Book of Abstracts: Albany 2011

category image Albany 2011
Conversation 17
June 14-18 2011
©Adenine Press (2010)

Physicochemical Features of Protein-DNA Interactions and the Identification of Interface Region in DNA-Binding Proteins

The use of physicochemical features of protein-protein and protein-DNA interfaces can act as useful constraints in docking studies (1-3). Amino acid residues important for structure and function are evolutionary conserved, and tend to cluster together at the binding site (4-5). Even though recently, there is substantial progress on our understanding of the interactions between DNA and proteins (6-8), still we lack quantitative or semi quantitative description of the surfaces involved. Following the protocol used in protein-protein interfaces (5), here we analyze the clustering of conserved residues in protein-DNA interfaces and show how this and other features, such as the propensity of residues to occur in the interfaces, can be used for the discrimination of the real interface from other random surface patches.

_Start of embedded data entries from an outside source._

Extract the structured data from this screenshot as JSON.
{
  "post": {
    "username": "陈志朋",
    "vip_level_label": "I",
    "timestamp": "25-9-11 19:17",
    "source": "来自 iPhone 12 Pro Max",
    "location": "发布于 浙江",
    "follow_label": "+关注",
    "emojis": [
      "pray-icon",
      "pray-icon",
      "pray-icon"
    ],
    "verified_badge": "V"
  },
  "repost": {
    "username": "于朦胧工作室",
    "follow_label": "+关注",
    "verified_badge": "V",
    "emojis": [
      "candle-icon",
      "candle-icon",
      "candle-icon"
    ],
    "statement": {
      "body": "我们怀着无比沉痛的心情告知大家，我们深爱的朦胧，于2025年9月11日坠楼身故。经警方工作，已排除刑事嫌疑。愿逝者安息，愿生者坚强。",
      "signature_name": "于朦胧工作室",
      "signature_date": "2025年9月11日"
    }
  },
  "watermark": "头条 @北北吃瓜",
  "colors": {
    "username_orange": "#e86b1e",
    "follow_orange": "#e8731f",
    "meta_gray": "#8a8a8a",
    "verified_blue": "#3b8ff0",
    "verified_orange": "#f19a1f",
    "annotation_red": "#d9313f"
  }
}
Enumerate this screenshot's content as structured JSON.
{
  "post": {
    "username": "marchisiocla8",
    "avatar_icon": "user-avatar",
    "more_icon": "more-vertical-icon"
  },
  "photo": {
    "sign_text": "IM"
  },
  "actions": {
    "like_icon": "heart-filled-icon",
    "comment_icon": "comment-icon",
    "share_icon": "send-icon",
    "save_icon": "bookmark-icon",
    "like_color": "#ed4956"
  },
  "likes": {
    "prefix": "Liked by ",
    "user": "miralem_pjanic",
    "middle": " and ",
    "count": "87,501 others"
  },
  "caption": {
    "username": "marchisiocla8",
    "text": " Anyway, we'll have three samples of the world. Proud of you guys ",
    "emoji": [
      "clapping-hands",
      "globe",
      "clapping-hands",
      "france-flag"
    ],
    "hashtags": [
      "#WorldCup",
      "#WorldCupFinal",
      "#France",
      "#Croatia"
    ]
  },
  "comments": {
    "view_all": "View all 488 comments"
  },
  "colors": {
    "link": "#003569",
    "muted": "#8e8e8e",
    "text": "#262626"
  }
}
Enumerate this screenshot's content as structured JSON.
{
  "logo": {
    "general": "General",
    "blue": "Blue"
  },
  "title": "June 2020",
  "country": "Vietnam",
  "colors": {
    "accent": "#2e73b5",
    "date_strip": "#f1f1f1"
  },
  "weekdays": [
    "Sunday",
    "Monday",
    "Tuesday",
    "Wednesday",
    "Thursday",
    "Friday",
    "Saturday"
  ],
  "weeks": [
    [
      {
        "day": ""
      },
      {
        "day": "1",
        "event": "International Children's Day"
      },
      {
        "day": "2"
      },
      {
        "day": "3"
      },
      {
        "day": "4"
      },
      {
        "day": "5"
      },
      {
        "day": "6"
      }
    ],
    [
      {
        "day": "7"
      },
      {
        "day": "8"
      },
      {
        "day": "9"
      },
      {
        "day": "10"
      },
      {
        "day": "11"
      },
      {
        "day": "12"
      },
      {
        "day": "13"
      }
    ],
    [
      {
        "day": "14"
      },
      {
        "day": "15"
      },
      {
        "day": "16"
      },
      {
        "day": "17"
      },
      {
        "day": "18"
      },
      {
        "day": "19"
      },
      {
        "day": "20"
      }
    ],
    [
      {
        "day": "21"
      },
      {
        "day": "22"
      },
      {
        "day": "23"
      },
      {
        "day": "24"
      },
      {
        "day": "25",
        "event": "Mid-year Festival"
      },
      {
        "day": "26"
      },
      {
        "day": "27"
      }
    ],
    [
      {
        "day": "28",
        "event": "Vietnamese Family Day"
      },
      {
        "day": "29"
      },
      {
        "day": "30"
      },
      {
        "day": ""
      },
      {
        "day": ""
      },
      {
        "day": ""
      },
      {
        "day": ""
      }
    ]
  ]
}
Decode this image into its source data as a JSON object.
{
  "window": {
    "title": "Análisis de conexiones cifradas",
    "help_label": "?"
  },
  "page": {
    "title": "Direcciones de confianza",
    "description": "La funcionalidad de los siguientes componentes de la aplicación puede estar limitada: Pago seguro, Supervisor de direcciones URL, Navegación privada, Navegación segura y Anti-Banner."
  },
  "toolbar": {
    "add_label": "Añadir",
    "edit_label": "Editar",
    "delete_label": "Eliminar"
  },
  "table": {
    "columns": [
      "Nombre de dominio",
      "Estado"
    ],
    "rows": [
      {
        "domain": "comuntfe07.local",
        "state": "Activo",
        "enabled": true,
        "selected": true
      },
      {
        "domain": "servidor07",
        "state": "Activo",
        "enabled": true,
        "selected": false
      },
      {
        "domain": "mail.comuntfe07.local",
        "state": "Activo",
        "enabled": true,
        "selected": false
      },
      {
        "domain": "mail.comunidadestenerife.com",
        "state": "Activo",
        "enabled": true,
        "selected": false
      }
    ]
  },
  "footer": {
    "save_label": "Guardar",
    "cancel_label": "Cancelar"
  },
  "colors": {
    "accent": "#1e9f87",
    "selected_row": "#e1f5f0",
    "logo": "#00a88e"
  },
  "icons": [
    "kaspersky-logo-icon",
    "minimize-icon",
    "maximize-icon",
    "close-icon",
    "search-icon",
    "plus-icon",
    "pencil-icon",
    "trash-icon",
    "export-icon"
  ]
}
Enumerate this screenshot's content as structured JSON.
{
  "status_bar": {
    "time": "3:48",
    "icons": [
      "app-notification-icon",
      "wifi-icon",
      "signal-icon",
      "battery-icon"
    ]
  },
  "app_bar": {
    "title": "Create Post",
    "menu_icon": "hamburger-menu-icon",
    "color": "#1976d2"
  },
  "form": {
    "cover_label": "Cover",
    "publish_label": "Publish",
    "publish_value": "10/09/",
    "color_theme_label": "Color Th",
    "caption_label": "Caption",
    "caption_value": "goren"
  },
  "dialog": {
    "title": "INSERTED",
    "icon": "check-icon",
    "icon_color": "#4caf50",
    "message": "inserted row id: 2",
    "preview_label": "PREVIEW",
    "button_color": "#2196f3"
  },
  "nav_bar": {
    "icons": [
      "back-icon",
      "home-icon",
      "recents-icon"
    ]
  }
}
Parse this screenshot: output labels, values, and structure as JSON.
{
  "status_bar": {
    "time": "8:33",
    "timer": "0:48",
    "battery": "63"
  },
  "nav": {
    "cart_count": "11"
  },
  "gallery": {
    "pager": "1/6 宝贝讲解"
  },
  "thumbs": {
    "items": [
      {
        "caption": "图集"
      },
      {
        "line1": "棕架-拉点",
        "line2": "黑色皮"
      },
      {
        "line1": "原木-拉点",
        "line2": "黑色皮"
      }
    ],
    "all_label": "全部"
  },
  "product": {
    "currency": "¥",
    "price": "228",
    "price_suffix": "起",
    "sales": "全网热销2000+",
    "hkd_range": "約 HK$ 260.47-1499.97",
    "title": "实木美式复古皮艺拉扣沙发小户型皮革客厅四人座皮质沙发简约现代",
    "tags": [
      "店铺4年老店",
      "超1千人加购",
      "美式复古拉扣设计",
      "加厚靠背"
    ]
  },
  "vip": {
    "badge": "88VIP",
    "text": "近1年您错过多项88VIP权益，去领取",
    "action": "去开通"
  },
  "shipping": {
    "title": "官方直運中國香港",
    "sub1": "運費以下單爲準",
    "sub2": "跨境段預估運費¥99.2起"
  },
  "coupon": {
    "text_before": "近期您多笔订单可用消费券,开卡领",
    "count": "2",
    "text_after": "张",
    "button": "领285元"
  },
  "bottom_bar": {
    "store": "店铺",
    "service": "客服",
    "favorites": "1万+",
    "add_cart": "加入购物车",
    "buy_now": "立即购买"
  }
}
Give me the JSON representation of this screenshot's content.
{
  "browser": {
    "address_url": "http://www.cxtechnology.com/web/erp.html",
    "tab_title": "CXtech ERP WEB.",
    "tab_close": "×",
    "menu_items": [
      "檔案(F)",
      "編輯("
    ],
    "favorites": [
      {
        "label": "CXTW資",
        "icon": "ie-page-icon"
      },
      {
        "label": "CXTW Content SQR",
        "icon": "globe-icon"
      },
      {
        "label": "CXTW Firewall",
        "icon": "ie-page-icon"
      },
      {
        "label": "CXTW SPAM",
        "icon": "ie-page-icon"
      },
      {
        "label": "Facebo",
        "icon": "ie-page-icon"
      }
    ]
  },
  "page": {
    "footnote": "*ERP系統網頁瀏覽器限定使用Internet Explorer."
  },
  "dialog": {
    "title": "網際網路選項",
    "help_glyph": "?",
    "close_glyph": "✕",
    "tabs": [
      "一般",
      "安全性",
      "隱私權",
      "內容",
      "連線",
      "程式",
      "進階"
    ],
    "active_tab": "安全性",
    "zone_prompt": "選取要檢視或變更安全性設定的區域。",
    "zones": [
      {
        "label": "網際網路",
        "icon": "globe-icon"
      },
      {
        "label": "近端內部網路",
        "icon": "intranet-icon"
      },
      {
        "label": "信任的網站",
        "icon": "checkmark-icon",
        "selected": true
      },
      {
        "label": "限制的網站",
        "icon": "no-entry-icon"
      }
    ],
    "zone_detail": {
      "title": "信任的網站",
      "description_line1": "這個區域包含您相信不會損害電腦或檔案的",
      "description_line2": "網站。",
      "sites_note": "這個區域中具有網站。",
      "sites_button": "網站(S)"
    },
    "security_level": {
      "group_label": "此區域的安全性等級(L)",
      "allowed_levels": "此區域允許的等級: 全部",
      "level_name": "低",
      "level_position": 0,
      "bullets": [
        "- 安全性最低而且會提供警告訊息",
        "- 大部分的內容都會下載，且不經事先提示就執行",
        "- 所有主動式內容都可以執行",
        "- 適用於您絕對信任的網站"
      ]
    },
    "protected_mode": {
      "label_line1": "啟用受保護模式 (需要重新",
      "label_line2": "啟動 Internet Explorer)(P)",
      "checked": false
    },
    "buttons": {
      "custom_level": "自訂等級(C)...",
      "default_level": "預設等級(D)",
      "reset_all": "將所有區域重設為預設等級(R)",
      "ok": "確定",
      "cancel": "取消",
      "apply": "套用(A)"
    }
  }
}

In 129 non-redundant interfaces from 126 protein-DNA complexes, 81% have the conserved positions clustered within the overall interface region – indicated by rho (ratio of parameters representing the degree of clustering of conserved residues relative to the overall interface) being greater than 1. The use of rho can identify the interface (with rank 1) from other randomly generated surface patches in ~46% of the cases. The incorporation of the Euclidean distance of the composition of a surface patch from the average value in all protein-DNA interfaces improves the efficiency by another 6%. While the effectiveness of the clustering in the discrimination of the real interface is rather mediocre, the use of Rp (9) (the number of a residue type in a patch multiplied by its propensity to occur in the interface, summed over all the residues in the patch) can identify 81% of the interfaces with rank 1. Another parameter Dp, the number of potential hydrogen bond donors in the patch gives an accuracy of ~65%.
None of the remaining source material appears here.